Pokoknya gak ada lagi malam mingguan! kalo mau malam sabtu aja” deklarasiku

Malam sabtu sama aja, gak jauh beda” itu selalu yang menjadi jawaban

kota jakarta tiap malam juga pasti macet.” balas lagi yang lain

Tapi setidaknya gak separah malam minggu” aku membela diri

Kita liat aja nanti, kita usahakan gak keluar malam minggu. hehe

Sebuah jawaban yang tidak memberi jaminan, menandakan esok hal ini masih bisa terjamin

Mataku mulai berat untuk terus bertahan, ingin rasanya memejamkan mata dan tidur, tapi mustahil, kali ini giliranku menjadi sopir, yang terasa lebih parah dalam 1 mobil batangan semua lagi, entah berduaan sama cewek. Bisa jadi sebuah malam yang panjang nan indah. “Ngarep lu fred“.

null

Jika melihat kedepan, mobil-mobil berjejer membentuk sebuah barisan panjang yang tak jelas ujungnya. Hanya busway yang dapat meluncur tanpa halangan di jalannya sendiri. Tapi kami bukan di dalam busway, jadi kami seolah hanya menjadi bagian dari semut panjang yang berbaris, menanti giliran jalan, pulang dan sampai ke rumah.

Aku jadi teringat sebuah berita tentang meningkatnya jumlah orang yang masuk ke rumah sakit jiwa di Jakarta, sebagian besar karena stress. Aku terpikir, pantas saja makin banyak orang stress, jika setiap hari ia terjebak kemacetan, klakson sana sini, belum lagi kriminalitas tinggi, kehidupan yang makin mahal dan keras.
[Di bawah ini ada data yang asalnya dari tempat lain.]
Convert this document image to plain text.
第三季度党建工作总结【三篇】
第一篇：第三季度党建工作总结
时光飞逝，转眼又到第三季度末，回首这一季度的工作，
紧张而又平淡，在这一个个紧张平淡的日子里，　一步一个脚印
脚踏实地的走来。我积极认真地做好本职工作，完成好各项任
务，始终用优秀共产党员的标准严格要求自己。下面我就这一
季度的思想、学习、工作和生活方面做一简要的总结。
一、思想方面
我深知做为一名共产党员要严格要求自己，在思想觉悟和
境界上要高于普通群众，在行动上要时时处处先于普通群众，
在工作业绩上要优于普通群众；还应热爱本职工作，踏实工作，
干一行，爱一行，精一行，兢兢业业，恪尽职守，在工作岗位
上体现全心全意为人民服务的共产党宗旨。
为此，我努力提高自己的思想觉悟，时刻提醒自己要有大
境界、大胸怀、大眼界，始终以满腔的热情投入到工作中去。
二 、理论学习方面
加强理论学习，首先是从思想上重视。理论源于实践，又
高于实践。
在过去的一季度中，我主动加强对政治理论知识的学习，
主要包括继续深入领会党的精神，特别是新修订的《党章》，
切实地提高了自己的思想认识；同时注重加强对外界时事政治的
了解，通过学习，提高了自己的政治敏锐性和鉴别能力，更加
Aku jadi berpikir, mungkinkah giliranku akan datang? moga-moga saja tidak terjadi.

Aku yang terakhir pulang kali ini, emang nasib sialku, apes, tapi jalanan sudah mulai lancar, tidak membutuhkan waktu yang lama lagi untuk dapat tiba ke rumah, aku bunyikan tape dengan lagu yang lumayan keras dan volume yang lumayan tinggi agar aku tidak terlalu mengantuk.

Dijalan pulang, aku melihat seorang ayah dan seorang anak dengan pakaian seragam merah putih (Sekolah Dasar) diatas motor, mereka dengan masing-masing berbalut jaket, tampaknya sedang dalam perjalanan pulang menuju rumah. Aku berpikir sejenak, ada banyak kemungkinan yang terpikirkan, bisa saja anak tersebut bersekolah sore hari, baru bisa sampai ke rumah jam-jam seperti sekarang ini. Ataukah ia menunggu di tempat kerja bapaknya, pulang bersama dengan ayah tercinta. Ataukah ia dari rumah saudaranya. Ataukah ia ini. Ataukah ia itu. Terlalu banyak untuk aku tuliskan dan aku sebutkan. Yang pasti aku tidak dapat membayangkan betapa dingin dan menusuknya angin malam seperti ini, Namun dari yang aku lihat, aku yakin dan percaya, begitu tegarnya mereka dalam menempuh hidup. Jujur, aku merasa kalah, sangat telak, aku merasa terlalu sering merasa tangguh sebagai petualang dan petarung, namun sebenarnya aku hanyalah orang tidak pantas sama sekali disebut tangguh, apalagi melihat kerasnya kehidupan.

Hidup adalah gerak, bagi yang tidak mau bergerak maka ia sebenarnya mati. Mungkinkah aku telah mati, mati dalam angan-angan di sebuah jalan tak berujung.